Osnabrück Priester im Bistum Osnabrück entlassen: Verliert Hermann H. seine Pension?
Der ehemalige Pfarrer von Merzen wurde aus dem Klerikerstand entlassen - die härteste Sanktionsmöglichkeit der katholischen Kirche. Verliert der Priester des Bistums Osnabrück nun auch seine Pensionsansprüche?
In besonders schweren Missbrauchsfällen kann sich die katholische Kirche von Priestern trennen. Entlassung aus dem Klerikerstand heißt das im Kirchendeutsch. Dabei handelt es sich allerdings nicht um eine simple Entlassung, wie in normalen Angestelltenverhältnissen.
Denn zum einen ist die katholische Kirche kein normales Wirtschaftsunternehmen, sondern eine vom Staat anerkannte Körperschaft. Damit hat sie zum Beispiel das Recht, Menschen einzustellen, ohne dass diese wie normale Arbeitnehmer in eine Rentenkasse einzahlen.

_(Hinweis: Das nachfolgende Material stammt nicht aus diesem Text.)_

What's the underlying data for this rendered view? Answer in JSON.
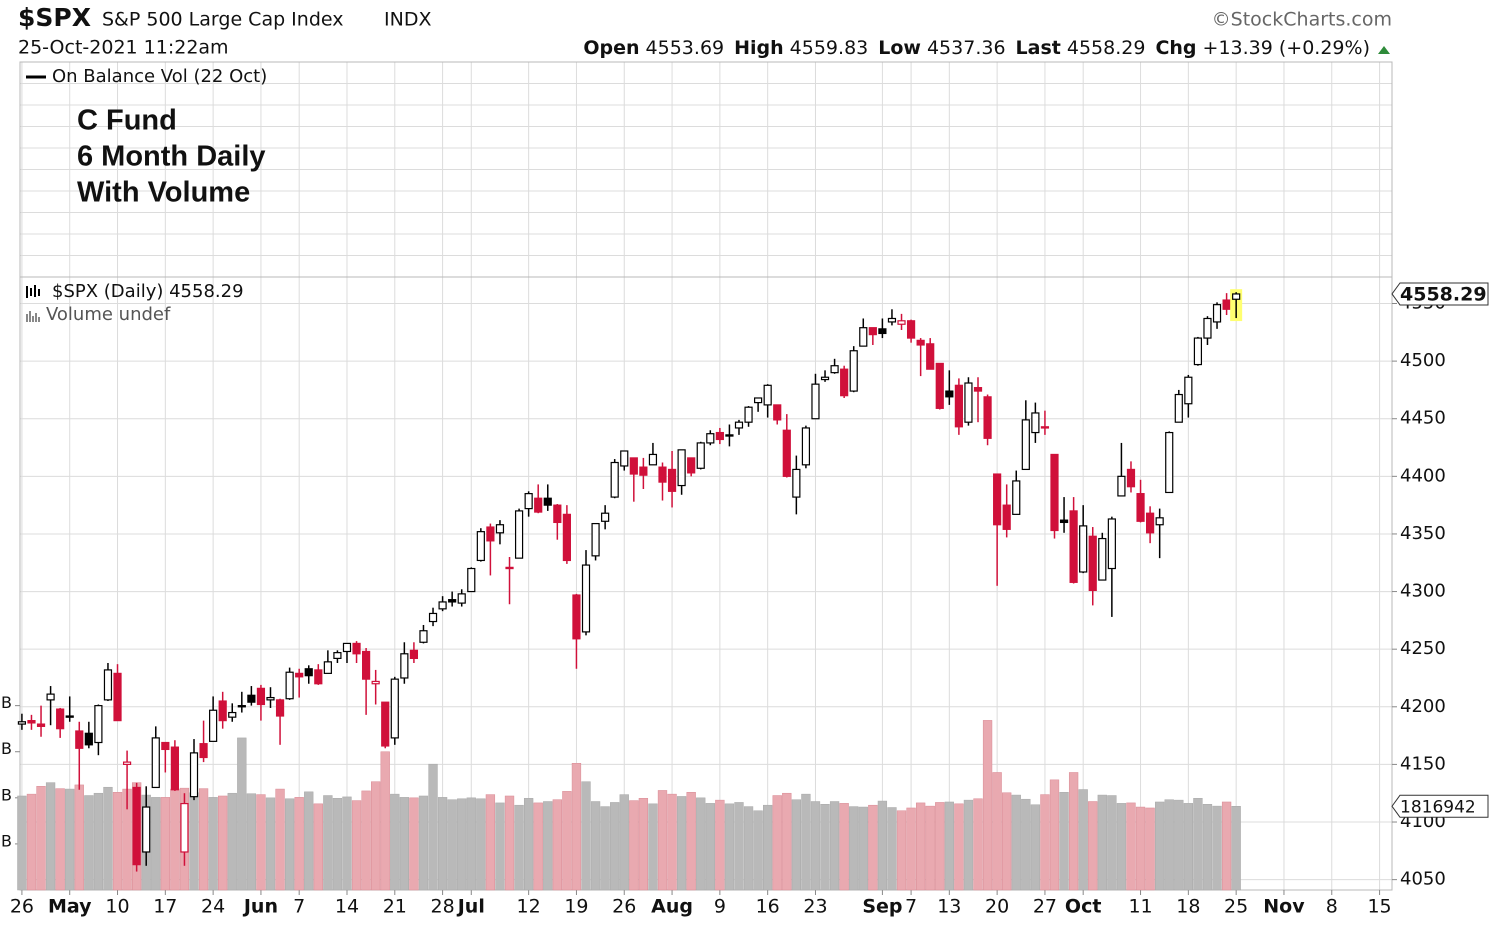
{
  "chart_data": {
    "type": "candlestick",
    "title": "$SPX",
    "subtitle": "S&P 500 Large Cap Index",
    "exchange": "INDX",
    "source": "©StockCharts.com",
    "timestamp": "25-Oct-2021 11:22am",
    "stats": [
      {
        "label": "Open",
        "value": 4553.69
      },
      {
        "label": "High",
        "value": 4559.83
      },
      {
        "label": "Low",
        "value": 4537.36
      },
      {
        "label": "Last",
        "value": 4558.29
      },
      {
        "label": "Chg",
        "value": "+13.39 (+0.29%)"
      }
    ],
    "indicator_legend": "On Balance Vol (22 Oct)",
    "annotation": [
      "C Fund",
      "6 Month Daily",
      "With Volume"
    ],
    "price_legend": "$SPX (Daily) 4558.29",
    "volume_legend": "Volume undef",
    "x": [
      0,
      1,
      2,
      3,
      4,
      5,
      6,
      7,
      8,
      9,
      10,
      11,
      12,
      13,
      14,
      15,
      16,
      17,
      18,
      19,
      20,
      21,
      22,
      23,
      24,
      25,
      26,
      27,
      28,
      29,
      30,
      31,
      32,
      33,
      34,
      35,
      36,
      37,
      38,
      39,
      40,
      41,
      42,
      43,
      44,
      45,
      46,
      47,
      48,
      49,
      50,
      51,
      52,
      53,
      54,
      55,
      56,
      57,
      58,
      59,
      60,
      61,
      62,
      63,
      64,
      65,
      66,
      67,
      68,
      69,
      70,
      71,
      72,
      73,
      74,
      75,
      76,
      77,
      78,
      79,
      80,
      81,
      82,
      83,
      84,
      85,
      86,
      87,
      88,
      89,
      90,
      91,
      92,
      93,
      94,
      95,
      96,
      97,
      98,
      99,
      100,
      101,
      102,
      103,
      104,
      105,
      106,
      107,
      108,
      109,
      110,
      111,
      112,
      113,
      114,
      115,
      116,
      117,
      118,
      119,
      120,
      121,
      122,
      123,
      124,
      125,
      126,
      127
    ],
    "open": [
      4185,
      4188,
      4185,
      4206,
      4198,
      4191,
      4179,
      4177,
      4169,
      4206,
      4229,
      4150,
      4130,
      4074,
      4130,
      4169,
      4165,
      4074,
      4122,
      4168,
      4170,
      4205,
      4191,
      4201,
      4210,
      4216,
      4206,
      4206,
      4207,
      4229,
      4233,
      4232,
      4229,
      4242,
      4248,
      4255,
      4248,
      4220,
      4204,
      4173,
      4225,
      4249,
      4256,
      4274,
      4285,
      4293,
      4290,
      4300,
      4327,
      4356,
      4351,
      4321,
      4329,
      4372,
      4381,
      4381,
      4375,
      4367,
      4297,
      4265,
      4331,
      4361,
      4382,
      4409,
      4416,
      4408,
      4410,
      4408,
      4406,
      4392,
      4416,
      4407,
      4429,
      4438,
      4435,
      4442,
      4447,
      4464,
      4462,
      4462,
      4440,
      4382,
      4410,
      4450,
      4484,
      4490,
      4493,
      4474,
      4513,
      4529,
      4528,
      4534,
      4532,
      4535,
      4518,
      4515,
      4498,
      4474,
      4479,
      4447,
      4477,
      4469,
      4402,
      4375,
      4367,
      4406,
      4438,
      4442,
      4419,
      4362,
      4370,
      4317,
      4348,
      4310,
      4320,
      4383,
      4406,
      4385,
      4368,
      4358,
      4386,
      4447,
      4463,
      4497,
      4520,
      4534,
      4553,
      4553.69
    ],
    "high": [
      4194,
      4193,
      4201,
      4218,
      4199,
      4209,
      4187,
      4187,
      4202,
      4238,
      4237,
      4162,
      4134,
      4131,
      4183,
      4169,
      4171,
      4125,
      4172,
      4188,
      4209,
      4213,
      4203,
      4213,
      4218,
      4219,
      4217,
      4207,
      4234,
      4233,
      4236,
      4237,
      4249,
      4249,
      4255,
      4257,
      4251,
      4232,
      4204,
      4226,
      4256,
      4256,
      4271,
      4286,
      4296,
      4300,
      4302,
      4321,
      4355,
      4359,
      4362,
      4330,
      4372,
      4387,
      4393,
      4393,
      4376,
      4375,
      4298,
      4336,
      4359,
      4375,
      4415,
      4422,
      4416,
      4416,
      4429,
      4412,
      4422,
      4423,
      4416,
      4430,
      4440,
      4442,
      4445,
      4449,
      4461,
      4468,
      4480,
      4462,
      4454,
      4418,
      4444,
      4489,
      4492,
      4502,
      4496,
      4513,
      4537,
      4528,
      4537,
      4545,
      4541,
      4536,
      4520,
      4520,
      4498,
      4492,
      4485,
      4486,
      4486,
      4471,
      4402,
      4393,
      4405,
      4466,
      4464,
      4457,
      4419,
      4382,
      4382,
      4375,
      4356,
      4351,
      4365,
      4429,
      4413,
      4397,
      4374,
      4372,
      4439,
      4475,
      4488,
      4521,
      4539,
      4551,
      4559,
      4559.83
    ],
    "low": [
      4180,
      4180,
      4174,
      4184,
      4173,
      4187,
      4128,
      4164,
      4158,
      4205,
      4188,
      4111,
      4057,
      4062,
      4130,
      4143,
      4127,
      4062,
      4119,
      4152,
      4170,
      4181,
      4187,
      4195,
      4201,
      4188,
      4199,
      4167,
      4206,
      4208,
      4220,
      4219,
      4229,
      4238,
      4238,
      4238,
      4193,
      4202,
      4164,
      4167,
      4220,
      4238,
      4255,
      4270,
      4283,
      4287,
      4287,
      4300,
      4326,
      4314,
      4341,
      4289,
      4329,
      4365,
      4368,
      4370,
      4345,
      4324,
      4233,
      4262,
      4327,
      4354,
      4381,
      4405,
      4378,
      4389,
      4410,
      4379,
      4373,
      4384,
      4400,
      4406,
      4427,
      4428,
      4426,
      4436,
      4443,
      4456,
      4451,
      4445,
      4399,
      4367,
      4407,
      4450,
      4482,
      4489,
      4468,
      4473,
      4513,
      4514,
      4520,
      4531,
      4527,
      4516,
      4487,
      4493,
      4458,
      4462,
      4436,
      4444,
      4447,
      4427,
      4305,
      4347,
      4367,
      4406,
      4429,
      4436,
      4346,
      4351,
      4307,
      4316,
      4288,
      4310,
      4278,
      4383,
      4386,
      4360,
      4342,
      4329,
      4386,
      4447,
      4451,
      4496,
      4514,
      4528,
      4540,
      4537.36
    ],
    "close": [
      4187,
      4186,
      4183,
      4211,
      4181,
      4192,
      4164,
      4167,
      4201,
      4232,
      4188,
      4152,
      4063,
      4113,
      4173,
      4163,
      4128,
      4116,
      4160,
      4156,
      4197,
      4188,
      4195,
      4200,
      4204,
      4202,
      4208,
      4192,
      4230,
      4226,
      4227,
      4220,
      4239,
      4247,
      4255,
      4246,
      4224,
      4222,
      4166,
      4224,
      4246,
      4242,
      4266,
      4281,
      4291,
      4291,
      4298,
      4320,
      4352,
      4344,
      4358,
      4320,
      4370,
      4385,
      4369,
      4375,
      4360,
      4327,
      4259,
      4323,
      4359,
      4368,
      4412,
      4422,
      4402,
      4401,
      4419,
      4395,
      4387,
      4423,
      4403,
      4429,
      4437,
      4432,
      4436,
      4447,
      4460,
      4468,
      4479,
      4449,
      4400,
      4406,
      4442,
      4480,
      4486,
      4496,
      4470,
      4509,
      4529,
      4523,
      4524,
      4537,
      4535,
      4520,
      4514,
      4493,
      4459,
      4469,
      4443,
      4481,
      4474,
      4433,
      4358,
      4354,
      4396,
      4449,
      4455,
      4443,
      4353,
      4360,
      4308,
      4357,
      4301,
      4346,
      4363,
      4400,
      4391,
      4361,
      4351,
      4364,
      4438,
      4471,
      4486,
      4520,
      4537,
      4549,
      4545,
      4558.29
    ],
    "volume": [
      2040000,
      2080000,
      2250000,
      2330000,
      2200000,
      2190000,
      2280000,
      2050000,
      2100000,
      2230000,
      2120000,
      2190000,
      2330000,
      2060000,
      2010000,
      2010000,
      2190000,
      2210000,
      2110000,
      2200000,
      2010000,
      2040000,
      2100000,
      3300000,
      2090000,
      2070000,
      2000000,
      2190000,
      1980000,
      2010000,
      2130000,
      1870000,
      2050000,
      1990000,
      2020000,
      1940000,
      2150000,
      2350000,
      3000000,
      2080000,
      2010000,
      2000000,
      2040000,
      2730000,
      2010000,
      1960000,
      1980000,
      2000000,
      1980000,
      2070000,
      1890000,
      2040000,
      1840000,
      1990000,
      1890000,
      1920000,
      1960000,
      2140000,
      2750000,
      2350000,
      1920000,
      1810000,
      1900000,
      2070000,
      1940000,
      1990000,
      1870000,
      2160000,
      2080000,
      2030000,
      2120000,
      2000000,
      1880000,
      1950000,
      1870000,
      1900000,
      1810000,
      1720000,
      1840000,
      2050000,
      2100000,
      1960000,
      2080000,
      1920000,
      1860000,
      1920000,
      1880000,
      1810000,
      1800000,
      1840000,
      1930000,
      1790000,
      1720000,
      1780000,
      1890000,
      1820000,
      1900000,
      1910000,
      1870000,
      1950000,
      1980000,
      3680000,
      2550000,
      2110000,
      2060000,
      1970000,
      1850000,
      2070000,
      2390000,
      2120000,
      2550000,
      2180000,
      1920000,
      2060000,
      2050000,
      1880000,
      1890000,
      1800000,
      1780000,
      1910000,
      1960000,
      1950000,
      1880000,
      1990000,
      1860000,
      1820000,
      1910000,
      1816942
    ],
    "xlim": [
      -0.2,
      143.3
    ],
    "xticks": [
      {
        "value": 0,
        "label": "26"
      },
      {
        "value": 5,
        "label": "May"
      },
      {
        "value": 10,
        "label": "10"
      },
      {
        "value": 15,
        "label": "17"
      },
      {
        "value": 20,
        "label": "24"
      },
      {
        "value": 25,
        "label": "Jun"
      },
      {
        "value": 29,
        "label": "7"
      },
      {
        "value": 34,
        "label": "14"
      },
      {
        "value": 39,
        "label": "21"
      },
      {
        "value": 44,
        "label": "28"
      },
      {
        "value": 47,
        "label": "Jul"
      },
      {
        "value": 53,
        "label": "12"
      },
      {
        "value": 58,
        "label": "19"
      },
      {
        "value": 63,
        "label": "26"
      },
      {
        "value": 68,
        "label": "Aug"
      },
      {
        "value": 73,
        "label": "9"
      },
      {
        "value": 78,
        "label": "16"
      },
      {
        "value": 83,
        "label": "23"
      },
      {
        "value": 90,
        "label": "Sep"
      },
      {
        "value": 93,
        "label": "7"
      },
      {
        "value": 97,
        "label": "13"
      },
      {
        "value": 102,
        "label": "20"
      },
      {
        "value": 107,
        "label": "27"
      },
      {
        "value": 111,
        "label": "Oct"
      },
      {
        "value": 117,
        "label": "11"
      },
      {
        "value": 122,
        "label": "18"
      },
      {
        "value": 127,
        "label": "25"
      },
      {
        "value": 132,
        "label": "Nov"
      },
      {
        "value": 137,
        "label": "8"
      },
      {
        "value": 142,
        "label": "15"
      }
    ],
    "ylim": [
      4041,
      4573
    ],
    "yticks": [
      4050,
      4100,
      4150,
      4200,
      4250,
      4300,
      4350,
      4400,
      4450,
      4500,
      4550
    ],
    "y2lim": [
      0,
      13300000
    ],
    "y2ticks": [
      {
        "value": 1000000,
        "label": "B"
      },
      {
        "value": 2000000,
        "label": "B"
      },
      {
        "value": 3000000,
        "label": "B"
      },
      {
        "value": 4000000,
        "label": "B"
      }
    ],
    "grid": true,
    "colors": {
      "up": "#000000",
      "down": "#d0103a",
      "volume_up": "#b9b9b9",
      "volume_down": "#e9a9b0",
      "highlight": "#ffff70",
      "change": "#2e8b3a"
    }
  }
}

Zum anderen besteht zwischen Kirche und Priester ein besonderes Dienstverhältnis: Bei seiner Weihe verspricht der Priester seinem Bischof Gehorsam, dieser wiederum verspricht, sich um den Geistlichen zu kümmern, übernimmt die Verantwortung für ihn. Das gilt normalerweise bis zu dessen Tod. Geht ein Priester in Pension, zahlt diese das Bistum. Im Kirchenrecht heißt es, es sei Vorsorge zu treffen, dass Priester “jene soziale Hilfe erfahren, durch die für ihre Erfordernisse bei Krankheit, Arbeitsunfähigkeit oder im Alter angemessen gesorgt ist”.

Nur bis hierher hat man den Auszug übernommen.